Schools officials briefed the Board of Supervisors and School Board in a joint budget meeting Thursday, where they identified that new revenues are not keeping pace with current expenditures and increasing state mandates.
“These are very preliminary numbers,” School Board Chair Steve Koleszar said. “We don’t have a Governor’s proposed budget yet, much less what the [General Assembly] will do with the budget.”
The most significant unknown is a possible mandatory increase to contributions into the Virginia Retirement System, which, Schools officials say, has been underfunded for years.
Jackson Zimmerman, Albemarle’s Executive Director of Fiscal Services, said that the division is using a 2.84 percent VRS rate increase as a figure for planning purposes. This translates into a $2.6 million jump in costs to the division.
“That’s one of the huge variables that’s out there, and it’s unlikely that it will go away,” Zimmerman said. “It’s possible that it could be reduced, but it’s also possible that it could be increased.”
Figures also show a $2.4 million decrease in the division’s fund balance, from $3.6 million in fiscal year 2014, to $1.22 million in fiscal year 2015. An additional $740,000 cut is made to the fund balance in fiscal years 2016 to 2019, projections show.
The fund balance represents monies appropriated to the school division, but not spent in a given fiscal year. While the financial projections show deficits, both the school division and local government are required by law to ultimately approve balanced budgets.
Of additional concern, Koleszar said, is the division’s increasing enrollment paired with state funding levels.
Due to large kindergarten numbers, Albemarle is predicting an enrollment increase of about 550 students in the next five years. About twenty new full-time teachers are expected to be hired in the next two fiscal years, and about 14 in the three years thereafter, projections show.
Additionally, the plan assumes a two percent salary increase for teachers and classified staff in fiscal year 2015, and an eight percent increase in health insurance contributions over the next five years.
The five-year plan does not contain funding for any new instructional initiatives.
Since 2008, Albemarle has seen its contribution from the state decline.
In 2008-9, about 31 percent of the County Schools’ budget came in state aid.

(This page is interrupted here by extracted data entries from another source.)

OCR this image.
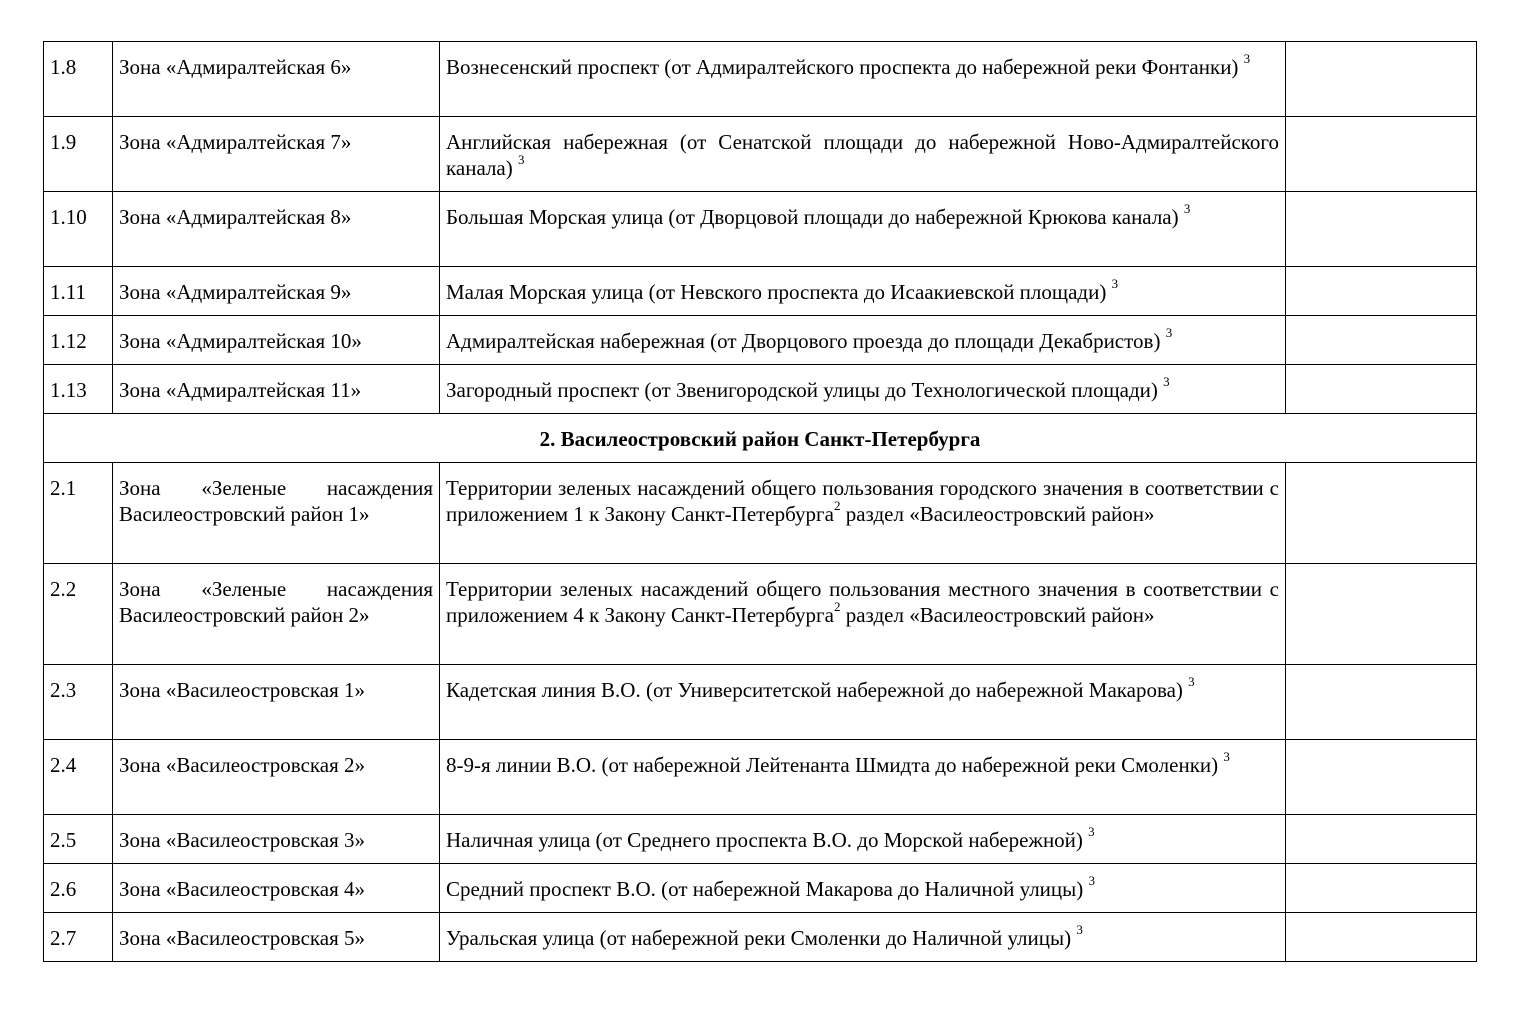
1.8	Зона «Адмиралтейская 6»	Вознесенский проспект (от Адмиралтейского проспекта до набережной реки Фонтанки) $^3$	
1.9	Зона «Адмиралтейская 7»	Английская набережная (от Сенатской площади до набережной Ново-Адмиралтейского канала) $^3$	
1.10	Зона «Адмиралтейская 8»	Большая Морская улица (от Дворцовой площади до набережной Крюкова канала) $^3$	
1.11	Зона «Адмиралтейская 9»	Малая Морская улица (от Невского проспекта до Исаакиевской площади) $^3$	
1.12	Зона «Адмиралтейская 10»	Адмиралтейская набережная (от Дворцового проезда до площади Декабристов) $^3$	
1.13	Зона «Адмиралтейская 11»	Загородный проспект (от Звенигородской улицы до Технологической площади) $^3$	
2. Василеостровский район Санкт-Петербурга			
2.1	Зона «Зеленые насаждения Василеостровский район 1»	Территории зеленых насаждений общего пользования городского значения в соответствии с приложением 1 к Закону Санкт-Петербурга$^2$ раздел «Василеостровский район»	
2.2	Зона «Зеленые насаждения Василеостровский район 2»	Территории зеленых насаждений общего пользования местного значения в соответствии с приложением 4 к Закону Санкт-Петербурга$^2$ раздел «Василеостровский район»	
2.3	Зона «Василеостровская 1»	Кадетская линия В.О. (от Университетской набережной до набережной Макарова) $^3$	
2.4	Зона «Василеостровская 2»	8-9-я линии В.О. (от набережной Лейтенанта Шмидта до набережной реки Смоленки) $^3$	
2.5	Зона «Василеостровская 3»	Наличная улица (от Среднего проспекта В.О. до Морской набережной) $^3$	
2.6	Зона «Василеостровская 4»	Средний проспект В.О. (от набережной Макарова до Наличной улицы) $^3$	
2.7	Зона «Василеостровская 5»	Уральская улица (от набережной реки Смоленки до Наличной улицы) $^3$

That figure has fallen to nearly 28 percent in 2013-14. This represents a nearly $3 million drop over five years.
The projections shared Thursday show state and local revenues increasing in each of the next five years, but Schools officials say those increases don’t cover the division’s existing expenditures.
Albemarle has also seen its numbers of students who receive free and reduced lunch rise to about 28 percent of the student body.
While figures project the amount of free and reduced lunch students to remain flat, Koleszar said high numbers of this student population drive costs up because of the County’s staffing formula.
“We more generously staff schools based on the number of free and reduced lunch students that they have, so that can be a significant driver of additional staff,” Koleszar said. “With that change, even if our enrollment weren’t growing, our formula would say that we need more staff to accommodate the change in free and reduced lunch students.”
Zimmerman said that the staffing formula has recently been updated, but is yet to be implemented.
The County is now awaiting Governor Bob McDonnell’s budget.